Secondly, due to the Burundian history and the present, the notion of "communities" and "minorities" in Burundi tends to refer to Hutu, Tutsi and Twa. This is due to what Jean-Pierre Chrétien calls "ethnic regression", that meaning that all conflicts and divisions in Burundian society are reinterpreted in terms of the ethnic divide. Yet, other cleavages position groups against one another. In fact, not one of the ethnic communities is "homogeneous" in category. Thus, there exists an old antagonism between Tutsi-Banyaruguru and Tutsi-Hima, the latter being geographically concentrated in the Bururi province and dominating the four successive military regimes since 1965. This division also affects the armed forces, considered the "bastion of Tutsi hegemony" and "their protector". So as to clarify "The Causes of the Conflict and its Development in Brief" this evening we will be talking a lot about communities - be it Hutu or Tutsi, not to forget the Twa - but behind these notions one must not forget the following:

That Burundi has faced conflict during most of its history since independence in 1962. While the fight is often defined as "communitarian or ethnic", it is in fact political, aimed at maintaining or capturing power.
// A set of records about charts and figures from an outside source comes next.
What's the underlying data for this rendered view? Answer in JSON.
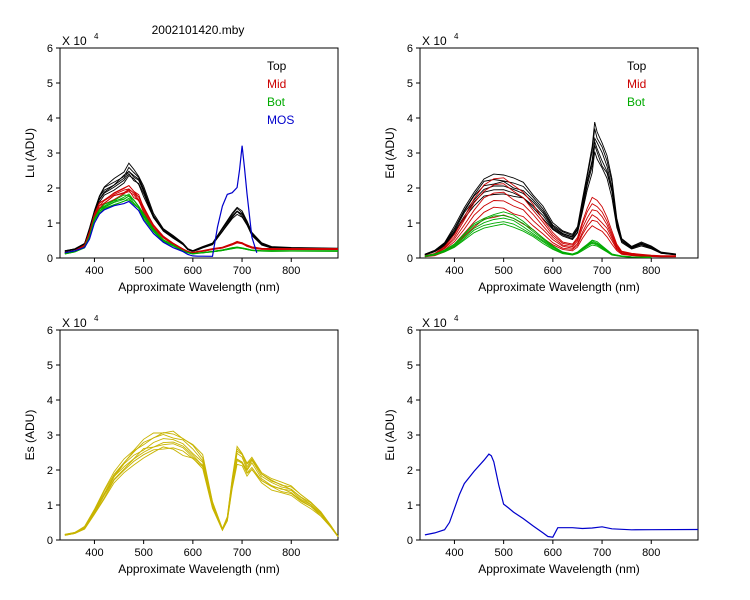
{
  "figure_title": "2002101420.mby",
  "colors": {
    "Top": "#000000",
    "Mid": "#cc0000",
    "Bot": "#00aa00",
    "MOS": "#0000cc",
    "Es": "#c8b400",
    "Eu": "#0000cc"
  },
  "chart_data": [
    {
      "type": "line",
      "id": "lu",
      "ylabel": "Lu (ADU)",
      "xlabel": "Approximate Wavelength (nm)",
      "multiplier": "X 10",
      "exponent": "4",
      "xlim": [
        330,
        895
      ],
      "ylim": [
        0,
        6
      ],
      "xticks": [
        "400",
        "500",
        "600",
        "700",
        "800"
      ],
      "xtick_values": [
        400,
        500,
        600,
        700,
        800
      ],
      "yticks": [
        "0",
        "1",
        "2",
        "3",
        "4",
        "5",
        "6"
      ],
      "legend": [
        "Top",
        "Mid",
        "Bot",
        "MOS"
      ],
      "series": [
        {
          "name": "Top",
          "color_key": "Top",
          "count": 6,
          "spread": 0.06,
          "x": [
            340,
            360,
            380,
            390,
            400,
            410,
            420,
            440,
            460,
            470,
            480,
            490,
            500,
            520,
            540,
            560,
            580,
            590,
            600,
            610,
            620,
            640,
            660,
            680,
            690,
            700,
            710,
            720,
            740,
            760,
            800,
            895
          ],
          "values": [
            0.2,
            0.25,
            0.4,
            0.8,
            1.3,
            1.7,
            1.9,
            2.1,
            2.3,
            2.5,
            2.35,
            2.2,
            1.9,
            1.2,
            0.8,
            0.6,
            0.4,
            0.25,
            0.2,
            0.25,
            0.3,
            0.4,
            0.8,
            1.2,
            1.35,
            1.25,
            1.0,
            0.7,
            0.4,
            0.3,
            0.28,
            0.26
          ]
        },
        {
          "name": "Mid",
          "color_key": "Mid",
          "count": 6,
          "spread": 0.05,
          "x": [
            340,
            360,
            380,
            390,
            400,
            410,
            420,
            440,
            460,
            470,
            480,
            490,
            500,
            520,
            540,
            560,
            580,
            590,
            600,
            610,
            620,
            640,
            660,
            680,
            690,
            700,
            710,
            720,
            740,
            760,
            800,
            895
          ],
          "values": [
            0.15,
            0.2,
            0.35,
            0.7,
            1.2,
            1.5,
            1.6,
            1.8,
            1.9,
            2.0,
            1.85,
            1.7,
            1.4,
            0.9,
            0.6,
            0.4,
            0.25,
            0.18,
            0.15,
            0.18,
            0.2,
            0.25,
            0.3,
            0.4,
            0.45,
            0.42,
            0.35,
            0.3,
            0.26,
            0.26,
            0.26,
            0.26
          ]
        },
        {
          "name": "Bot",
          "color_key": "Bot",
          "count": 6,
          "spread": 0.04,
          "x": [
            340,
            360,
            380,
            390,
            400,
            410,
            420,
            440,
            460,
            470,
            480,
            490,
            500,
            520,
            540,
            560,
            580,
            590,
            600,
            610,
            620,
            640,
            660,
            680,
            690,
            700,
            710,
            720,
            740,
            760,
            800,
            895
          ],
          "values": [
            0.12,
            0.18,
            0.3,
            0.6,
            1.1,
            1.35,
            1.45,
            1.6,
            1.7,
            1.75,
            1.6,
            1.45,
            1.2,
            0.8,
            0.5,
            0.35,
            0.2,
            0.15,
            0.12,
            0.14,
            0.15,
            0.18,
            0.22,
            0.28,
            0.3,
            0.28,
            0.25,
            0.22,
            0.2,
            0.2,
            0.2,
            0.2
          ]
        },
        {
          "name": "MOS",
          "color_key": "MOS",
          "count": 1,
          "spread": 0,
          "x": [
            340,
            360,
            380,
            390,
            400,
            410,
            420,
            440,
            460,
            470,
            480,
            490,
            500,
            520,
            540,
            560,
            580,
            590,
            600,
            610,
            620,
            640,
            650,
            660,
            670,
            680,
            690,
            695,
            700,
            705,
            710,
            720,
            730
          ],
          "values": [
            0.15,
            0.2,
            0.3,
            0.55,
            1.0,
            1.25,
            1.35,
            1.5,
            1.55,
            1.6,
            1.5,
            1.35,
            1.1,
            0.7,
            0.45,
            0.3,
            0.18,
            0.1,
            0.06,
            0.05,
            0.05,
            0.05,
            0.9,
            1.5,
            1.8,
            1.9,
            2.0,
            2.5,
            3.2,
            2.6,
            1.8,
            0.6,
            0.15
          ]
        }
      ]
    },
    {
      "type": "line",
      "id": "ed",
      "ylabel": "Ed  (ADU)",
      "xlabel": "Approximate Wavelength (nm)",
      "multiplier": "X 10",
      "exponent": "4",
      "xlim": [
        330,
        895
      ],
      "ylim": [
        0,
        6
      ],
      "xticks": [
        "400",
        "500",
        "600",
        "700",
        "800"
      ],
      "xtick_values": [
        400,
        500,
        600,
        700,
        800
      ],
      "yticks": [
        "0",
        "1",
        "2",
        "3",
        "4",
        "5",
        "6"
      ],
      "legend": [
        "Top",
        "Mid",
        "Bot"
      ],
      "series": [
        {
          "name": "Top",
          "color_key": "Top",
          "count": 6,
          "spread": 0.12,
          "x": [
            340,
            360,
            380,
            400,
            420,
            440,
            460,
            480,
            500,
            520,
            540,
            560,
            580,
            600,
            620,
            640,
            650,
            660,
            670,
            680,
            685,
            690,
            700,
            710,
            720,
            730,
            740,
            760,
            780,
            800,
            820,
            850
          ],
          "values": [
            0.1,
            0.2,
            0.4,
            0.8,
            1.3,
            1.7,
            2.0,
            2.1,
            2.1,
            2.0,
            1.9,
            1.6,
            1.3,
            0.9,
            0.7,
            0.6,
            0.8,
            1.5,
            2.2,
            2.8,
            3.4,
            3.2,
            2.9,
            2.6,
            2.0,
            1.0,
            0.5,
            0.3,
            0.4,
            0.3,
            0.15,
            0.1
          ]
        },
        {
          "name": "Mid",
          "color_key": "Mid",
          "count": 6,
          "spread": 0.45,
          "x": [
            340,
            360,
            380,
            400,
            420,
            440,
            460,
            480,
            500,
            520,
            540,
            560,
            580,
            600,
            620,
            640,
            650,
            660,
            670,
            680,
            690,
            700,
            710,
            720,
            730,
            740,
            760,
            780,
            800,
            820,
            850
          ],
          "values": [
            0.05,
            0.1,
            0.25,
            0.5,
            0.9,
            1.3,
            1.6,
            1.75,
            1.75,
            1.6,
            1.45,
            1.15,
            0.85,
            0.55,
            0.35,
            0.3,
            0.45,
            0.8,
            1.1,
            1.3,
            1.25,
            1.1,
            0.9,
            0.6,
            0.3,
            0.15,
            0.1,
            0.08,
            0.06,
            0.05,
            0.05
          ]
        },
        {
          "name": "Bot",
          "color_key": "Bot",
          "count": 5,
          "spread": 0.15,
          "x": [
            340,
            360,
            380,
            400,
            420,
            440,
            460,
            480,
            500,
            520,
            540,
            560,
            580,
            600,
            620,
            640,
            650,
            660,
            670,
            680,
            690,
            700,
            710,
            720,
            740,
            760,
            800
          ],
          "values": [
            0.05,
            0.1,
            0.2,
            0.35,
            0.6,
            0.85,
            1.0,
            1.1,
            1.15,
            1.05,
            0.9,
            0.7,
            0.5,
            0.3,
            0.15,
            0.1,
            0.15,
            0.25,
            0.35,
            0.45,
            0.4,
            0.3,
            0.2,
            0.1,
            0.05,
            0.03,
            0.02
          ]
        }
      ]
    },
    {
      "type": "line",
      "id": "es",
      "ylabel": "Es  (ADU)",
      "xlabel": "Approximate Wavelength (nm)",
      "multiplier": "X 10",
      "exponent": "4",
      "xlim": [
        330,
        895
      ],
      "ylim": [
        0,
        6
      ],
      "xticks": [
        "400",
        "500",
        "600",
        "700",
        "800"
      ],
      "xtick_values": [
        400,
        500,
        600,
        700,
        800
      ],
      "yticks": [
        "0",
        "1",
        "2",
        "3",
        "4",
        "5",
        "6"
      ],
      "legend": [],
      "series": [
        {
          "name": "Es",
          "color_key": "Es",
          "count": 8,
          "spread": 0.09,
          "x": [
            340,
            360,
            380,
            400,
            420,
            440,
            460,
            480,
            500,
            520,
            540,
            560,
            580,
            600,
            620,
            640,
            660,
            670,
            680,
            690,
            700,
            710,
            720,
            740,
            760,
            780,
            800,
            820,
            840,
            860,
            880,
            895
          ],
          "values": [
            0.15,
            0.2,
            0.35,
            0.8,
            1.3,
            1.8,
            2.1,
            2.4,
            2.6,
            2.75,
            2.85,
            2.8,
            2.7,
            2.5,
            2.2,
            1.0,
            0.3,
            0.6,
            1.6,
            2.4,
            2.3,
            2.0,
            2.2,
            1.8,
            1.6,
            1.5,
            1.4,
            1.2,
            1.0,
            0.75,
            0.4,
            0.1
          ]
        }
      ]
    },
    {
      "type": "line",
      "id": "eu",
      "ylabel": "Eu  (ADU)",
      "xlabel": "Approximate Wavelength (nm)",
      "multiplier": "X 10",
      "exponent": "4",
      "xlim": [
        330,
        895
      ],
      "ylim": [
        0,
        6
      ],
      "xticks": [
        "400",
        "500",
        "600",
        "700",
        "800"
      ],
      "xtick_values": [
        400,
        500,
        600,
        700,
        800
      ],
      "yticks": [
        "0",
        "1",
        "2",
        "3",
        "4",
        "5",
        "6"
      ],
      "legend": [],
      "series": [
        {
          "name": "Eu",
          "color_key": "Eu",
          "count": 1,
          "spread": 0,
          "x": [
            340,
            360,
            380,
            390,
            400,
            410,
            420,
            440,
            460,
            470,
            475,
            480,
            490,
            500,
            510,
            520,
            540,
            560,
            580,
            590,
            600,
            610,
            640,
            660,
            680,
            700,
            720,
            760,
            800,
            895
          ],
          "values": [
            0.15,
            0.2,
            0.3,
            0.5,
            0.9,
            1.3,
            1.6,
            2.0,
            2.3,
            2.45,
            2.35,
            2.2,
            1.6,
            1.0,
            0.9,
            0.8,
            0.6,
            0.4,
            0.2,
            0.1,
            0.08,
            0.35,
            0.35,
            0.33,
            0.35,
            0.38,
            0.32,
            0.3,
            0.3,
            0.3
          ]
        }
      ]
    }
  ]
}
In such a poor country, with a per capita icome of US $ 140 in 1999, the control of the state is the only avenue for accumulation and reproduction of a dominant class. As I will explain as I go through my "exposé" the processes of national reconciliation and of democratisation in 1993 mainly was confronted with an elite opposition and resistance. Thus often violence was only apparently ethnic, as in October 1993. The real aim was to recapture political powers and privileges lost after the June 1993 elections. So pitted against each other were not Hutu and Tutsi as such, but those who gained power through the ballot box and those who lost it. This of course does not mean one can put aside ethnic or community identities. They are powerful mobilising forces, often used and manipulated in the name of political interests. But the real issue of the fight is to be seen - as Filip Reyntjeans once stated as - "a demographic majority trying to turn into a political majority", and I would add in the third-poorest country included in the World Bank statistics.